Enhancing analytical capabilities in soils for low-carbon technologies

Dr Brant Walkley is part of a new project that will determine how local chemistry controls bulk performance for low-carbon technologies.

Soil

Soils are essential to a range of emerging low-carbon technologies.  In soil chemistry, co-ordination and valence of iron (Fe) and aluminium (Al) ions are of great importance across different applications. Iron’s ability to bind organic matter influences soils’ capacity for carbon capture. Aluminium’s co-ordination state (broadly, the number and identity of atoms it is bonded with) is crucial in soils’ suitability for manufacturing low-carbon cements. It is therefore essential to monitor these elements’ chemical environments in order to understand and optimise their roles.  

Dr Brant Walkley

Emerging micro-analytical microscopy and spectroscopy techniques have great potential to improve understanding of these aspects of soil chemistry at the micro to nano scale, improving upon commonly used bulk-scale techniques.  
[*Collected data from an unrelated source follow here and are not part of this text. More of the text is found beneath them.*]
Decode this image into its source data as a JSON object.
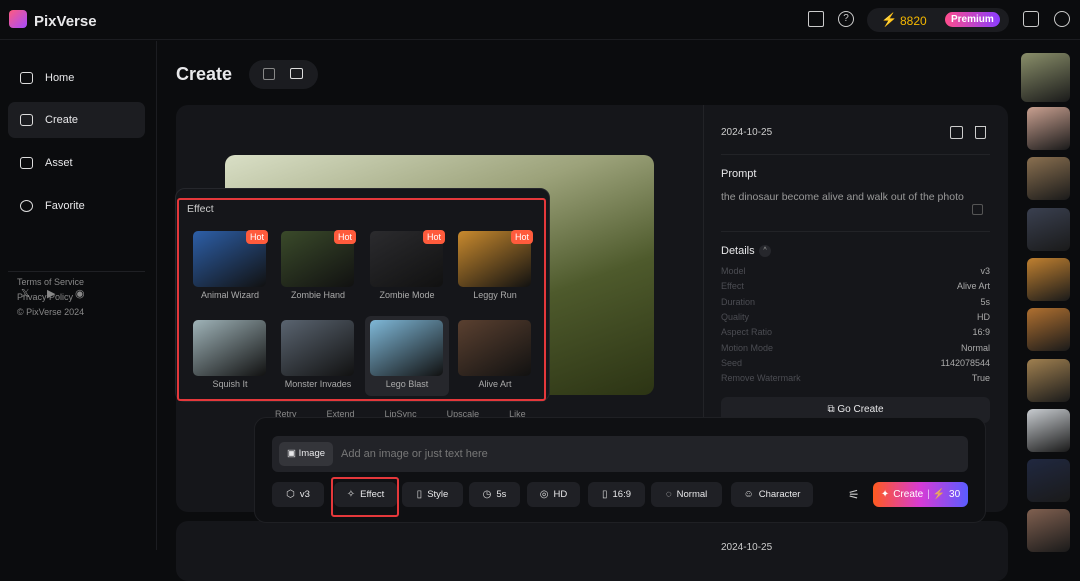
{
  "header": {
    "brand": "PixVerse",
    "credits": "8820",
    "plan": "Premium",
    "icons": [
      "book-icon",
      "help-icon",
      "lightning-icon",
      "feedback-icon",
      "user-icon"
    ]
  },
  "sidebar": {
    "items": [
      {
        "label": "Home",
        "icon": "home-icon"
      },
      {
        "label": "Create",
        "icon": "video-icon",
        "active": true
      },
      {
        "label": "Asset",
        "icon": "folder-icon"
      },
      {
        "label": "Favorite",
        "icon": "heart-icon"
      }
    ],
    "social": [
      "x-icon",
      "youtube-icon",
      "discord-icon"
    ],
    "footer": [
      "Terms of Service",
      "Privacy Policy",
      "© PixVerse 2024"
    ]
  },
  "page": {
    "title": "Create"
  },
  "detail": {
    "date": "2024-10-25",
    "prompt_label": "Prompt",
    "prompt": "the dinosaur become alive and walk out of the photo",
    "details_label": "Details",
    "rows": [
      {
        "k": "Model",
        "v": "v3"
      },
      {
        "k": "Effect",
        "v": "Alive Art"
      },
      {
        "k": "Duration",
        "v": "5s"
      },
      {
        "k": "Quality",
        "v": "HD"
      },
      {
        "k": "Aspect Ratio",
        "v": "16:9"
      },
      {
        "k": "Motion Mode",
        "v": "Normal"
      },
      {
        "k": "Seed",
        "v": "1142078544"
      },
      {
        "k": "Remove Watermark",
        "v": "True"
      }
    ],
    "go_create": "Go Create"
  },
  "actions": [
    "Retry",
    "Extend",
    "LipSync",
    "Upscale",
    "Like"
  ],
  "effect_popup": {
    "title": "Effect",
    "items": [
      {
        "label": "Animal Wizard",
        "hot": "Hot",
        "color": "#2d5fa8"
      },
      {
        "label": "Zombie Hand",
        "hot": "Hot",
        "color": "#3a4a2a"
      },
      {
        "label": "Zombie Mode",
        "hot": "Hot",
        "color": "#2b2b2e"
      },
      {
        "label": "Leggy Run",
        "hot": "Hot",
        "color": "#c98a2e"
      },
      {
        "label": "Squish It",
        "color": "#9fb3b8"
      },
      {
        "label": "Monster Invades",
        "color": "#5a6470"
      },
      {
        "label": "Lego Blast",
        "color": "#7fb8d8",
        "selected": true
      },
      {
        "label": "Alive Art",
        "color": "#5a4030"
      }
    ]
  },
  "composer": {
    "image_label": "Image",
    "placeholder": "Add an image or just text here",
    "options": [
      {
        "label": "v3",
        "icon": "cube-icon"
      },
      {
        "label": "Effect",
        "icon": "sparkle-icon"
      },
      {
        "label": "Style",
        "icon": "style-icon"
      },
      {
        "label": "5s",
        "icon": "clock-icon"
      },
      {
        "label": "HD",
        "icon": "hd-icon"
      },
      {
        "label": "16:9",
        "icon": "ratio-icon"
      },
      {
        "label": "Normal",
        "icon": "motion-icon"
      },
      {
        "label": "Character",
        "icon": "face-icon"
      }
    ],
    "create_label": "Create",
    "create_cost": "30"
  },
  "history_colors": [
    "#8a8f6a",
    "#c9a090",
    "#8a7050",
    "#3a4050",
    "#c08030",
    "#b07030",
    "#a08050",
    "#c8ccd0",
    "#202840",
    "#806050"
  ],
  "second_card_date": "2024-10-25"
}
Data collected from this new project will enable academics to determine how the local chemistry controls bulk performance (and hence the overall effectiveness) for low-carbon technologies.  
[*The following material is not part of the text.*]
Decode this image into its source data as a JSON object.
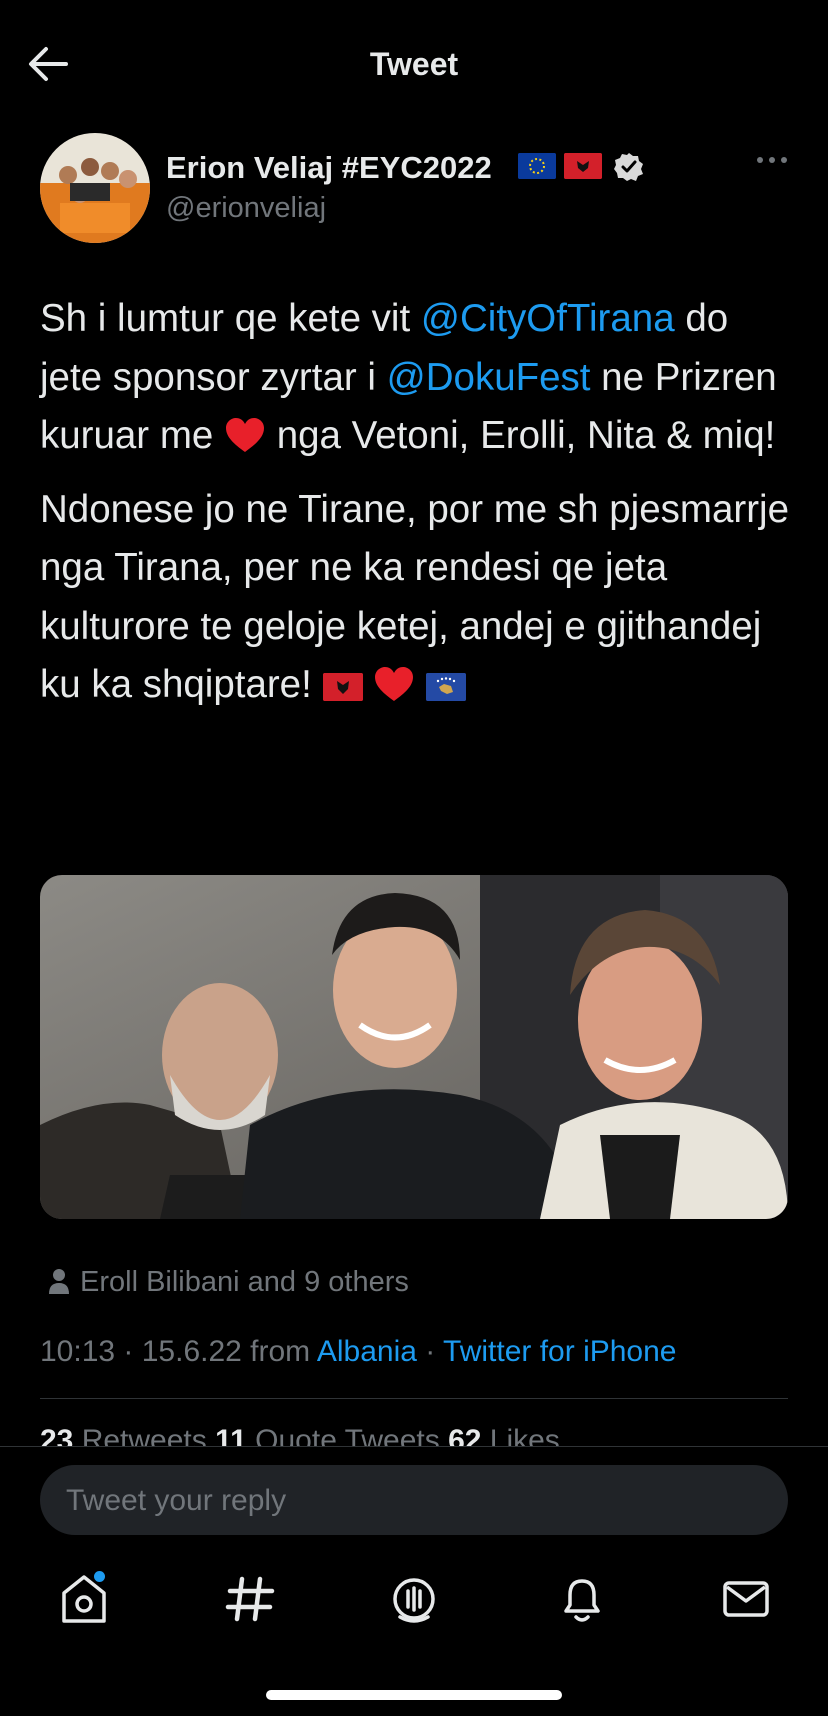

Dr Walkely will be working with the White Rose University Consortium, which is is a strategic partnership between the Universities of Leeds, Sheffield and York. The White Rose Consortium hosts internationally leading expertise and facilities in probing local chemical environments: 

  • Transmission Electron Microscopy with Electron Energy Loss Spectroscopy (TEM-EELS) at the University of Leeds 
  • Scanning Transmission X-ray Absorption Spectroscopy (ST-XAS) at the University of Sheffield and  
  • Expertise on soils as low-cost resources for carbon capture at the University of York and cements at the University of Leeds.  
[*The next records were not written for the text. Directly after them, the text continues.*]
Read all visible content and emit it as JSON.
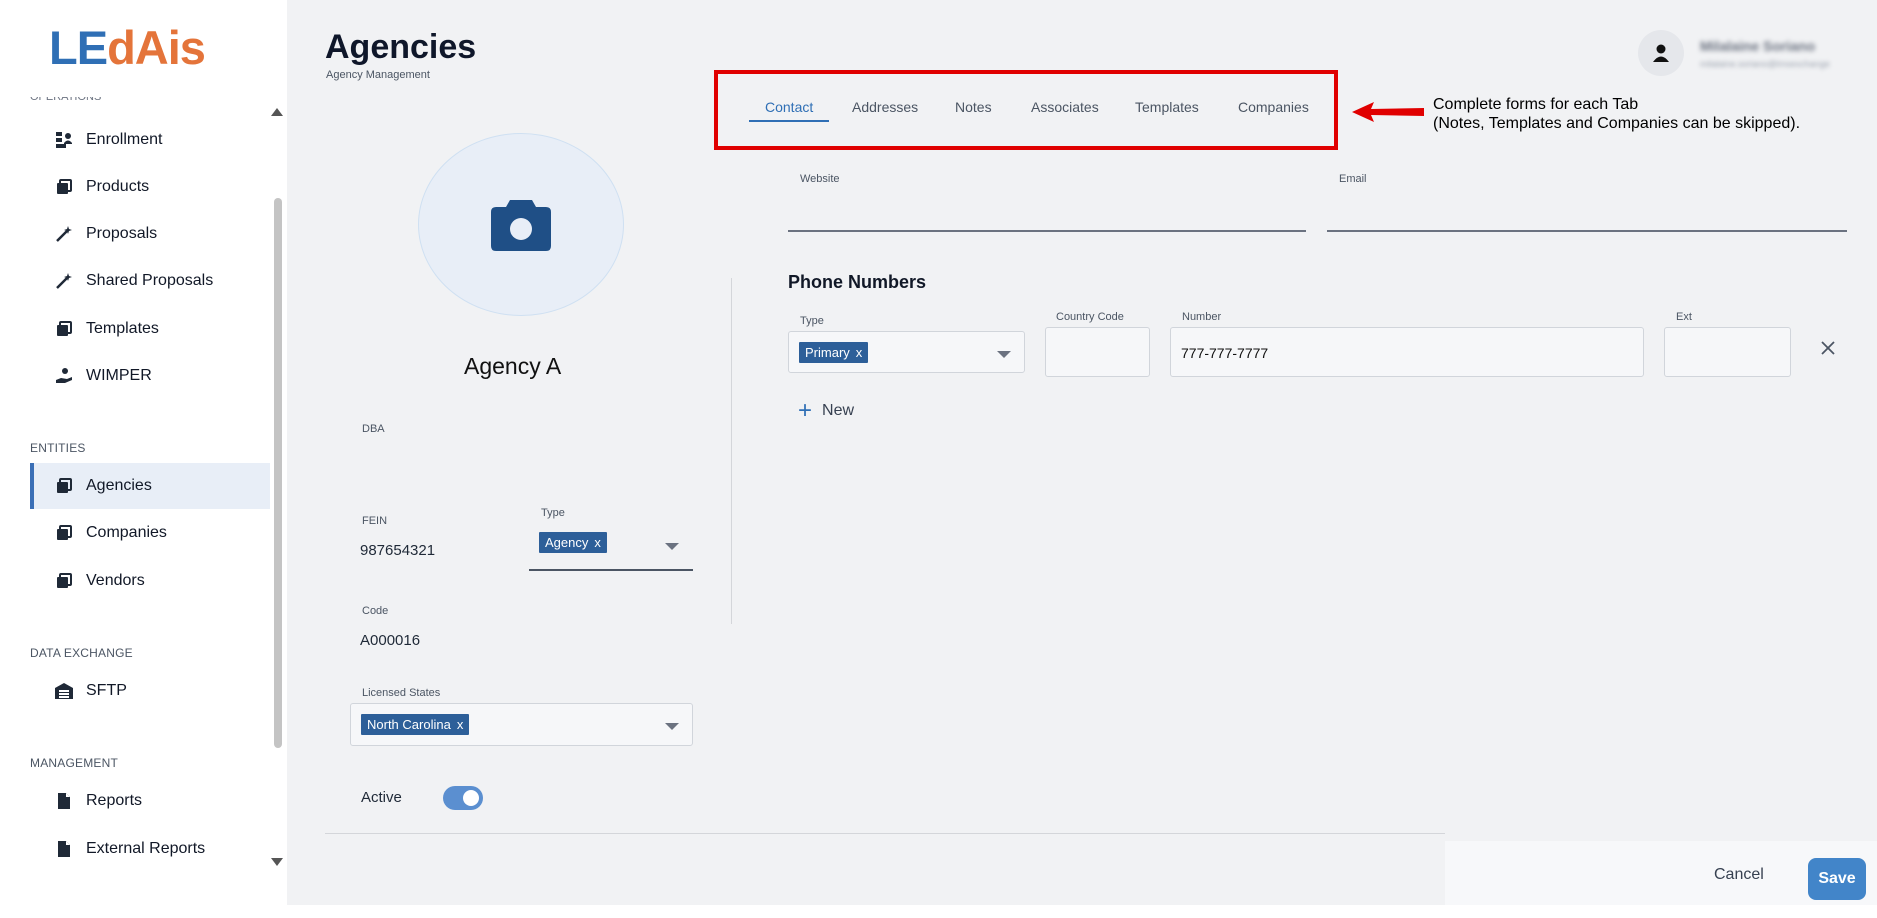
{
  "brand": {
    "logo_part1": "LE",
    "logo_part2": "dAis"
  },
  "sidebar": {
    "cut_section_label": "OPERATIONS",
    "operations": [
      {
        "label": "Enrollment",
        "icon": "enrollment-icon"
      },
      {
        "label": "Products",
        "icon": "folder-stack-icon"
      },
      {
        "label": "Proposals",
        "icon": "magic-wand-icon"
      },
      {
        "label": "Shared Proposals",
        "icon": "magic-wand-icon"
      },
      {
        "label": "Templates",
        "icon": "folder-stack-icon"
      },
      {
        "label": "WIMPER",
        "icon": "hand-coin-icon"
      }
    ],
    "entities_label": "ENTITIES",
    "entities": [
      {
        "label": "Agencies",
        "icon": "folder-stack-icon",
        "active": true
      },
      {
        "label": "Companies",
        "icon": "folder-stack-icon"
      },
      {
        "label": "Vendors",
        "icon": "folder-stack-icon"
      }
    ],
    "data_exchange_label": "DATA EXCHANGE",
    "data_exchange": [
      {
        "label": "SFTP",
        "icon": "warehouse-icon"
      }
    ],
    "management_label": "MANAGEMENT",
    "management": [
      {
        "label": "Reports",
        "icon": "document-icon"
      },
      {
        "label": "External Reports",
        "icon": "document-icon"
      }
    ]
  },
  "header": {
    "title": "Agencies",
    "subtitle": "Agency Management",
    "user_name": "Milalaine Soriano",
    "user_email": "milalaine.soriano@lmsexchange"
  },
  "tabs": [
    "Contact",
    "Addresses",
    "Notes",
    "Associates",
    "Templates",
    "Companies"
  ],
  "annotation": {
    "line1": "Complete forms for each Tab",
    "line2": "(Notes, Templates and Companies can be skipped).",
    "color": "#e00000"
  },
  "agency": {
    "name": "Agency A",
    "dba_label": "DBA",
    "dba_value": "",
    "fein_label": "FEIN",
    "fein_value": "987654321",
    "type_label": "Type",
    "type_value": "Agency",
    "code_label": "Code",
    "code_value": "A000016",
    "states_label": "Licensed States",
    "states_value": "North Carolina",
    "active_label": "Active",
    "active": true
  },
  "contact": {
    "website_label": "Website",
    "website_value": "",
    "email_label": "Email",
    "email_value": "",
    "phone_section": "Phone Numbers",
    "phone_type_label": "Type",
    "phone_type_value": "Primary",
    "country_code_label": "Country Code",
    "country_code_value": "",
    "number_label": "Number",
    "number_value": "777-777-7777",
    "ext_label": "Ext",
    "ext_value": "",
    "new_label": "New"
  },
  "chip_remove": "x",
  "footer": {
    "cancel": "Cancel",
    "save": "Save"
  },
  "colors": {
    "accent": "#2f6fb5",
    "chip": "#2d5f99",
    "save": "#4285c9",
    "logo_orange": "#e4743a"
  }
}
The aim of this project is to combine different analytical microscopy and spectroscopy techniques to accurately identify and monitor Iron and Aluminium co-ordination and speciation in soils at the micro to nano scale.  

The advances made in investigating the variety of these chemical environments at these scales will also help tackle outstanding questions around soils role in low-carbon technologies.